In [4]:
import pandas as pd

# Import Data

Test data for quetions 1 to 4

In [5]:
table = pd.read_csv('preference.csv')
test = pd.read_csv('test.csv')

Data for question 5 generated in the 'data_generation.ipynb'

In [6]:
ex5_data = pd.read_csv('data_question5.csv')

# Utils

In [7]:
def count(df, only1st=False):
    columns = [c for c in df.columns if c != 'Noms']

    counts = []

    for col in columns:
        if only1st:
            nb = df[col] == 1
            counts.append(nb.sum())
        else:
            nb = df[col].sum()
            counts.append(nb)

    out = pd.DataFrame({
        "Candidat": columns,
        "Count": counts
    })

    out = out.sort_values("Count", ascending=False).reset_index(drop=True)

    return out

c = count(test, only1st=False)
c.head()


Unnamed: 0,Candidat,Count
0,d,78
1,a,67
2,c,65
3,b,60


# Voting Methods

### Plurality voting

In [8]:
def plurality(df):
    df = count(df, only1st=True)
    df = df.sort_values("Count", ascending=False).reset_index(drop=True)
    print(df.iloc[0, 0] + " wins with " + str(df.iloc[0, 1]) + " votes.")

    return df

In [9]:
test_plurality = plurality(test)
test_plurality.head()

d wins with 10 votes.


Unnamed: 0,Candidat,Count
0,d,10
1,a,9
2,c,8
3,b,0


### Plurality with Runoff

In [10]:
ts = test.copy()
tb = table.copy()

In [11]:
def plurality_runoff(df):
    first_round = count(df, only1st=True)
    top2 = first_round.head(2)['Candidat'].tolist()

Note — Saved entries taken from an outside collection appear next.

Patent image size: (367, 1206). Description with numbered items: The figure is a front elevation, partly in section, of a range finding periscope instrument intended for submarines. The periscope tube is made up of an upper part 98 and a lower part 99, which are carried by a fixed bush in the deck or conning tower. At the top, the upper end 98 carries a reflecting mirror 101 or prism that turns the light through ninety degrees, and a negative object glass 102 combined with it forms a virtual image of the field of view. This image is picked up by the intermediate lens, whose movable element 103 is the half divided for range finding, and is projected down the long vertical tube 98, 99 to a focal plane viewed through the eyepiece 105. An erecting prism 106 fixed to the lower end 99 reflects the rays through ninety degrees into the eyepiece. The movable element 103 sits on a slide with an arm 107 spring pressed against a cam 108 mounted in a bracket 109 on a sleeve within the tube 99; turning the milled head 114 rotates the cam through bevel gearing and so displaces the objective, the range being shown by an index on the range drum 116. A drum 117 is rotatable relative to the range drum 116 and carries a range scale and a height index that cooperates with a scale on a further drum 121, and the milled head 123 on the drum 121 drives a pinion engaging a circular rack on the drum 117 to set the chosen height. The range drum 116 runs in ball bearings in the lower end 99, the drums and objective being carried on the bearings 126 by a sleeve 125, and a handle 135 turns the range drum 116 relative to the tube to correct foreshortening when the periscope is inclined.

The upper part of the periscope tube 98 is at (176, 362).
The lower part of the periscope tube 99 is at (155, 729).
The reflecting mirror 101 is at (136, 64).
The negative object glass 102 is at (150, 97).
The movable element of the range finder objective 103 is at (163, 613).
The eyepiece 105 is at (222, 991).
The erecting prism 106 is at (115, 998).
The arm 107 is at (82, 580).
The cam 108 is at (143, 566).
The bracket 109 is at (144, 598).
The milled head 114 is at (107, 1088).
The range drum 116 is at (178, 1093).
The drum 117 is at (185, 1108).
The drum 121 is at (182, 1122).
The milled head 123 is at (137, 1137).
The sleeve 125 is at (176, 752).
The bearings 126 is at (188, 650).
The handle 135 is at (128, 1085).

    df2 = df[['Noms'] + top2]

    for i in range(len(df2)):
        row = df2.iloc[i]
        if row[top2[0]] > row[top2[1]]:
            df2.at[i, top2[0]] = 0
            df2.at[i, top2[1]] = 1
        else:
            df2.at[i, top2[1]] = 0
            df2.at[i, top2[0]] = 1

    runoff_counts = count(df2, only1st=True)
    print(runoff_counts.iloc[0, 0] + " wins with " + str(runoff_counts.iloc[0, 1]) + " votes.")
    
    return runoff_counts

runoff_test = plurality_runoff(ts)
runoff_test.head()

a wins with 17 votes.


Unnamed: 0,Candidat,Count
0,a,17
1,d,10


## Condorcet voting

In [12]:
# Condorcet voting
def condorcet(df):
    candidates = [c for c in df.columns if c != 'Noms']
    n = len(candidates)

    wins = {c: 0 for c in candidates}

    for i in range(n):
        for j in range(i + 1, n):
            c1 = candidates[i]
            c2 = candidates[j]

            c1_wins = 0
            c2_wins = 0

            for k in range(len(df)):
                row = df.iloc[k]
                if row[c1] < row[c2]:
                    c1_wins += 1
                elif row[c2] < row[c1]:
                    c2_wins += 1

            if c1_wins > c2_wins:
                wins[c1] += 1
            elif c2_wins > c1_wins:
                wins[c2] += 1

    out = pd.DataFrame({
        "Candidat": list(wins.keys()),
        "Wins": list(wins.values())
    })

    out = out.sort_values("Wins", ascending=False).reset_index(drop=True)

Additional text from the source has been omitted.